While hospitals face another surge in COVID-19 cases, the healthcare system is yet again experiencing a significant strain on hospital resources. According to The Covid Tracking Project, as of December 5, there are over 100,000 COVID-19-related hospitalizations in the United States, which is nearly double the amount during the first surge (in March). Although there’s a significant strain on the healthcare system, accurately obtaining data and chronicling COVID-19 cases can help alleviate the pressure put on providers. 

COVID-19 coding and billing allow providers to follow the spread of the novel coronavirus and receive reimbursement for testing and treating patients who display COVID-19 symptoms. With proper medical billing and coding, healthcare professionals can effectively communicate patient encounters throughout their health system. Accurate coding not only allows for reduced administrative and rework costs, but it does so at a critical point when resources are exhausted by the pandemic. During this time, providers are seeing the value in providing their employees with proper resources and training, for using codes and new documentation guidelines will be crucial in tackling COVID-19. 

The Skinny on COVID-19 Codes

With some help from RevCycleIntelligence, we’ve broken down what providers need to know about COVID-19 coding and billing. 

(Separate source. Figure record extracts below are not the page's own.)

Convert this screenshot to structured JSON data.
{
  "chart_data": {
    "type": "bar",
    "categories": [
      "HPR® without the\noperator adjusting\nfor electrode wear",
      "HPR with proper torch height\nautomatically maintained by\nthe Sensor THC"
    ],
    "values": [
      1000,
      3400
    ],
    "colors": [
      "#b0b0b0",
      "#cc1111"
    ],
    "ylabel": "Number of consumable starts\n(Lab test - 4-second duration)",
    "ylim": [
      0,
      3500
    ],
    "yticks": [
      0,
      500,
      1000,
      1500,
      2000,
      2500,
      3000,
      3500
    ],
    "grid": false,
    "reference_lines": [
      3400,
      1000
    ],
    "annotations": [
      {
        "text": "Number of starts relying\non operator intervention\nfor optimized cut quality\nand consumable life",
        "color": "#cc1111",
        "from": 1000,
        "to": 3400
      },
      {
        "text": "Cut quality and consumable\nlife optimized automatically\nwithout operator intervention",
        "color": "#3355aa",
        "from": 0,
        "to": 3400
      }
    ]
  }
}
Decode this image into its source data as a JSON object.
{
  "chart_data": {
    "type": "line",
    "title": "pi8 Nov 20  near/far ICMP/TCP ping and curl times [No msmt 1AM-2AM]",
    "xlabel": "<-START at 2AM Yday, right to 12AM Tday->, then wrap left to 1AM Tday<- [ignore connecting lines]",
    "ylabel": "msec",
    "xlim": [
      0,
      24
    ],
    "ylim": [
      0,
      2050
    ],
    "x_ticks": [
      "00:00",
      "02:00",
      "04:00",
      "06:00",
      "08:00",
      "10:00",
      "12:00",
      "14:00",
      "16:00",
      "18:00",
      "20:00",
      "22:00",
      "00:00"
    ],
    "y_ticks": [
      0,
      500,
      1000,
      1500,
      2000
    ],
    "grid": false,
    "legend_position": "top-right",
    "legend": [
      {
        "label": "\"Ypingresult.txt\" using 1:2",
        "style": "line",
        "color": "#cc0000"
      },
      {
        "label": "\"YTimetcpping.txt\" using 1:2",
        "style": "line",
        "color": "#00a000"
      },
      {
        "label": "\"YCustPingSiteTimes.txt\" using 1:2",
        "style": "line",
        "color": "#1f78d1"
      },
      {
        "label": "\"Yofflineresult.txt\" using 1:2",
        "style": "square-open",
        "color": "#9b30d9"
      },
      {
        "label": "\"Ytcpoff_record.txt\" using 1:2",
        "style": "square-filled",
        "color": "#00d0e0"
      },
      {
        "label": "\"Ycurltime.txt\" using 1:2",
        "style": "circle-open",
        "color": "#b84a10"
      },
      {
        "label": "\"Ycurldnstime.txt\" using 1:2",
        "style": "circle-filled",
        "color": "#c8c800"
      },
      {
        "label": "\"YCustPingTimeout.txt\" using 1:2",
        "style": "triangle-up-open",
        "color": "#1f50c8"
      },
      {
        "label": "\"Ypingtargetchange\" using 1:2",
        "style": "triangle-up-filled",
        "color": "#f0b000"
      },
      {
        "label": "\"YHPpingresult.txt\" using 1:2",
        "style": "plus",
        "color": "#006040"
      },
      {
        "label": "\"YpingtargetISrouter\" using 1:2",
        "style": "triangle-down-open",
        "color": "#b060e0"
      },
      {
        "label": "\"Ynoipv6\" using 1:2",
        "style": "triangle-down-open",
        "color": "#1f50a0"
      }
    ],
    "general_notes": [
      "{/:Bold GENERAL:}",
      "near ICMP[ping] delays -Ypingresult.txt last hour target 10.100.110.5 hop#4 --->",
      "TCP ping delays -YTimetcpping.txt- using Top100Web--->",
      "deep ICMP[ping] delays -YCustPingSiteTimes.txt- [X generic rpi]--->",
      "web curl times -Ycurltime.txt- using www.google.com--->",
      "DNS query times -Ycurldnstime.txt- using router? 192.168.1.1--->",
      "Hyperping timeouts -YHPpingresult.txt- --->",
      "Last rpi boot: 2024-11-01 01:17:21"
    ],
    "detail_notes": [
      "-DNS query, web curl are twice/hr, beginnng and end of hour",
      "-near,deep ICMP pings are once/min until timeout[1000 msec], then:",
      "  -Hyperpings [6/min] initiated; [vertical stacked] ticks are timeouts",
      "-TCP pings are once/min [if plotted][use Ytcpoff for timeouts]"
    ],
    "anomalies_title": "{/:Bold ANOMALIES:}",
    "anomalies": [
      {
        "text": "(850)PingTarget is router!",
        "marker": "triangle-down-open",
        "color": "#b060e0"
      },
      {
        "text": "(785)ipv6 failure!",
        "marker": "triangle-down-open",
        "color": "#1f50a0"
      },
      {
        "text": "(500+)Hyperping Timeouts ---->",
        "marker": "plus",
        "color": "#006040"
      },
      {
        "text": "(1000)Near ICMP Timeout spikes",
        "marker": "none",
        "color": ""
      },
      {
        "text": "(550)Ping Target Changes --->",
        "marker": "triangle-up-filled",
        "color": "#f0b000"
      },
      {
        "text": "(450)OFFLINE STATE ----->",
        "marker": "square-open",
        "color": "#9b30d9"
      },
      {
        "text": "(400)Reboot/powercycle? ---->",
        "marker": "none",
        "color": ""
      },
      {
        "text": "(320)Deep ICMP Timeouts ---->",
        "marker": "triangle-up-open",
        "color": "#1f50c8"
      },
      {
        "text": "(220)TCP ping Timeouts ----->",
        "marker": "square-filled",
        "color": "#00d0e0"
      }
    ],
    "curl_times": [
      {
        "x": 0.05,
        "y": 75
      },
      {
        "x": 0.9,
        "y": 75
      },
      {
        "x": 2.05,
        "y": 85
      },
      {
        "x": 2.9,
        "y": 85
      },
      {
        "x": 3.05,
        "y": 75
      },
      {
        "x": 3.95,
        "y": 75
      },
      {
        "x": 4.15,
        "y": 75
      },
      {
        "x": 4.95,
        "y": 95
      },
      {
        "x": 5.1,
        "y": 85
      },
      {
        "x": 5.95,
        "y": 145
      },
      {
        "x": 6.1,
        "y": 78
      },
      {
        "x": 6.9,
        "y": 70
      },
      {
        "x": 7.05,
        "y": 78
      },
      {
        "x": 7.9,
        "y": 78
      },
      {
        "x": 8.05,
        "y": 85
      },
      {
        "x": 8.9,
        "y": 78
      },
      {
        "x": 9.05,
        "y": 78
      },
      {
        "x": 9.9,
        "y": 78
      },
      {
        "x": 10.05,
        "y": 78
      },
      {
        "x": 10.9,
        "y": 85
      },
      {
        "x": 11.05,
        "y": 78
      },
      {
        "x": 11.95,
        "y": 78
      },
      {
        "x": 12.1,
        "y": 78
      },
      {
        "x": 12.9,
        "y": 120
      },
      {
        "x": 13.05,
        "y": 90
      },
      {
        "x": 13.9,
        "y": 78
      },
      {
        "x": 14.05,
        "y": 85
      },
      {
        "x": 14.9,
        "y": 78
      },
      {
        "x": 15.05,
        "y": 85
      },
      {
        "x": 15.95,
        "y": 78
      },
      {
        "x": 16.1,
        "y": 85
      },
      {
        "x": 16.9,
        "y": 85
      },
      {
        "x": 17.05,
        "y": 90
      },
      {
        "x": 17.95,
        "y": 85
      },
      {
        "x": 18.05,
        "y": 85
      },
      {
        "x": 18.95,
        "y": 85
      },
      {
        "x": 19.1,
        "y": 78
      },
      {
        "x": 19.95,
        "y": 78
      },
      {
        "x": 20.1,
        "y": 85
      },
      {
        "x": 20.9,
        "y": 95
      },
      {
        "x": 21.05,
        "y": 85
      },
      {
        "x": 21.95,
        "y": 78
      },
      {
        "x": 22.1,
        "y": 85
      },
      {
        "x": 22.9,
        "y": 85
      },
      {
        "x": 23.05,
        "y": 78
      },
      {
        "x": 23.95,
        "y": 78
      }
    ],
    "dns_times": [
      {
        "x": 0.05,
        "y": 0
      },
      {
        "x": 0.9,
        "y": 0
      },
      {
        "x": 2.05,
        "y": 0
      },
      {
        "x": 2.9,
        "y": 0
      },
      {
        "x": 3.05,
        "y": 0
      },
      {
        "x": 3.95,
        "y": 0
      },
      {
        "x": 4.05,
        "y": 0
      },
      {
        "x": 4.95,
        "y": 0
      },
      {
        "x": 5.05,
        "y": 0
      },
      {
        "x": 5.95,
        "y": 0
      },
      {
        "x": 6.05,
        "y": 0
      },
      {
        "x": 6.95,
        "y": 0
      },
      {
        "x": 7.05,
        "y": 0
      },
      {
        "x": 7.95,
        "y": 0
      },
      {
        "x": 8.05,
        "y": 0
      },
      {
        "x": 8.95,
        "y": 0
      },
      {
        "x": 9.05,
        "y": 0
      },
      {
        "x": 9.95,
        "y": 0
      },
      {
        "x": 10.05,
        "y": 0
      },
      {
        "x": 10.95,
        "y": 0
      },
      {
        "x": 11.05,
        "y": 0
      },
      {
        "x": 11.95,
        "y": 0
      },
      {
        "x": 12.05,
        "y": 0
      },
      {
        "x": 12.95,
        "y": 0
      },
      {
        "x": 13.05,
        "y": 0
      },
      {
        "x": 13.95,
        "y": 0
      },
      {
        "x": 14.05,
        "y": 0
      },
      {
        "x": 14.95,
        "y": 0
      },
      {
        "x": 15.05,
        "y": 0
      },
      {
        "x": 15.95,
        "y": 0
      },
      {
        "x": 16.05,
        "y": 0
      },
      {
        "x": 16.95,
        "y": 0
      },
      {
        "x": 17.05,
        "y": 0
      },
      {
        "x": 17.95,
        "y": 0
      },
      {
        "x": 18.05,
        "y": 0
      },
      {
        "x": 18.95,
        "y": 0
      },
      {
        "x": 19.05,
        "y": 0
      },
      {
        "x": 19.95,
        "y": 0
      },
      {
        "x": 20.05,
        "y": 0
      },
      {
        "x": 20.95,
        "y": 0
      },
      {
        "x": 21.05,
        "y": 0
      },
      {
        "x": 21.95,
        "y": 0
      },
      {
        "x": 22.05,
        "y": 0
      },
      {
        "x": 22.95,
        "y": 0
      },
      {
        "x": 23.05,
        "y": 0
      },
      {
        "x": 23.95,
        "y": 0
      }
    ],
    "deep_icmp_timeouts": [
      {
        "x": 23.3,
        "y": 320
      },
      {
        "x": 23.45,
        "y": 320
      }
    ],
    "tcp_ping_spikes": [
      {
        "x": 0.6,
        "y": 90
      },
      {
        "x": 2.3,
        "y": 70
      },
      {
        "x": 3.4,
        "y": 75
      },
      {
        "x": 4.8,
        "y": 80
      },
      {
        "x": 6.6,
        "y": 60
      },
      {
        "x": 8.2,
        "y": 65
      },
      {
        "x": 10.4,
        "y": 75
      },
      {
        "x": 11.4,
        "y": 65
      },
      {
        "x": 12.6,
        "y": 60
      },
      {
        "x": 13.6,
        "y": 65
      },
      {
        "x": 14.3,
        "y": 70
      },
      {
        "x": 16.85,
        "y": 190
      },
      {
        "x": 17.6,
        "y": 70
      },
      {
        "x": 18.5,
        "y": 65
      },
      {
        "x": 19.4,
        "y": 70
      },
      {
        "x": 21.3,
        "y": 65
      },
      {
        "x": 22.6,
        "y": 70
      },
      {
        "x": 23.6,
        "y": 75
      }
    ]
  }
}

With a pressing need to obtain COVID-19 diagnoses on claims and surveillance data, the CDC announced in March that it added the new International Classification of Diseases, Tenth Revision, Clinical Modification (ICD-10-CM) emergency code (U07.1, 2019-nCoV acute respiratory disease) created by the World Health Organization, which confirms a COVID-19 diagnosis (a positive COVID-19 test or presumptive positive COVID-19 test), as documented by the provider. This also applies to COVID-19 positive asymptomatic patients. 

The CDC emphasizes that suspected, possible, probable, or inconclusive cases of COVID-19 should not be assigned U07.1. Instead, providers should assign codes describing the reason for the encounter, such as a fever or Z20.828, which is Contact with and (suspected) exposure to other viral contagious diseases.  

Providers should also code for exposure to COVID-19 with code Z03.818, Encounter for observation for suspected exposure to other biological agents ruled out and screening, CDC states.


The American Medical Association (AMA) has been updating its Current Procedural Terminology (CPT) code set to allow providers to code and bill for coronavirus testing. The following is a summary of the SARS-COV-2-related CPT codes: 

  • AMA announced (on March 13) the addition of CPT code 87635 for novel coronavirus testing through infectious agent detection by nucleic acid. The code should only be used if a provider suspects a patient may have COVID-19.
  • AMA unveiled expedited updates to CPT for COVID-19 antibody tests with:
    • Codes 86328 and 86769 for COVID-19 antibody tests and the revision for SARS-CoV-2 nucleic acid tests (86318). 
    • Code 86328 for antibody tests using a single-step method immunoassay. Code 86769 for antibody tests using a multiple-step method, the association reported.

AMA noted that since the CPT codes were released early, providers will need to upload the code descriptors into electronic health record systems manually. 

Healthcare Common Procedure Coding System (HCPCS)

CMS has created Healthcare Common Procedure Coding System (HCPCS) codes to secure provider reimbursement when diagnosing COVID-19 patients. CMS announced, earlier in the year, the addition of U0001 and U0002 for COVID-19 testing. U0001 is used for documenting and billing tests performed specifically at CDC testing sites, while U0002 allows non-CDC clinical laboratories to create and bill for their own COVID-19 tests. 

Telehealth Coding & Billing

With the sudden ascent of COVID-19 cases, the Department of Health & Human Services (HHS) took significant steps to secure easier access to telehealth services. To many providers, telehealth may be a brand new service. As they learn the ins and outs, the HHS has allowed for numerous flexibilities when it comes to telehealth, particularly in regards to being paid the same amount for virtual visits. 

Some of the telehealth services offered include telehealth visits, virtual check-ins, and e-visits. As COVID-19 continues, the HHS will continue adding new services to the list.

To report telehealth services and other virtual visits, CMS has provided a list of HCPCS codes paid for under the Physician Fee Schedule during the public health emergency.

AMA has also provided direction on telehealth coding and billing using CPT codes. The guidance covers coding for telehealth visits, online digital visits, remote patient monitoring, and telephone evaluation and management services.   

Next Steps: Be Proactive

During the past 10+ months, a lot has been revealed about COVID-19, including risk factors, treatments, prevention, transportation of the disease, etc. Although many questions have been answered, there are quite a few that have not. As rules, regulations, and policies continue to unfold, healthcare professionals are doing their best to keep up. 

Some ways in which you can adapt to the evolving changes is to follow the CDC, CMS, AMA, and other official organizations’ coding and billing guidance, grasp not only the coding guidelines provided by a visit perspective and the telehealth and CPT codes but also those provided by the CDC for coding COVID-19 patients, and assess documentation guidelines in the EHR (to check for accurate documentation).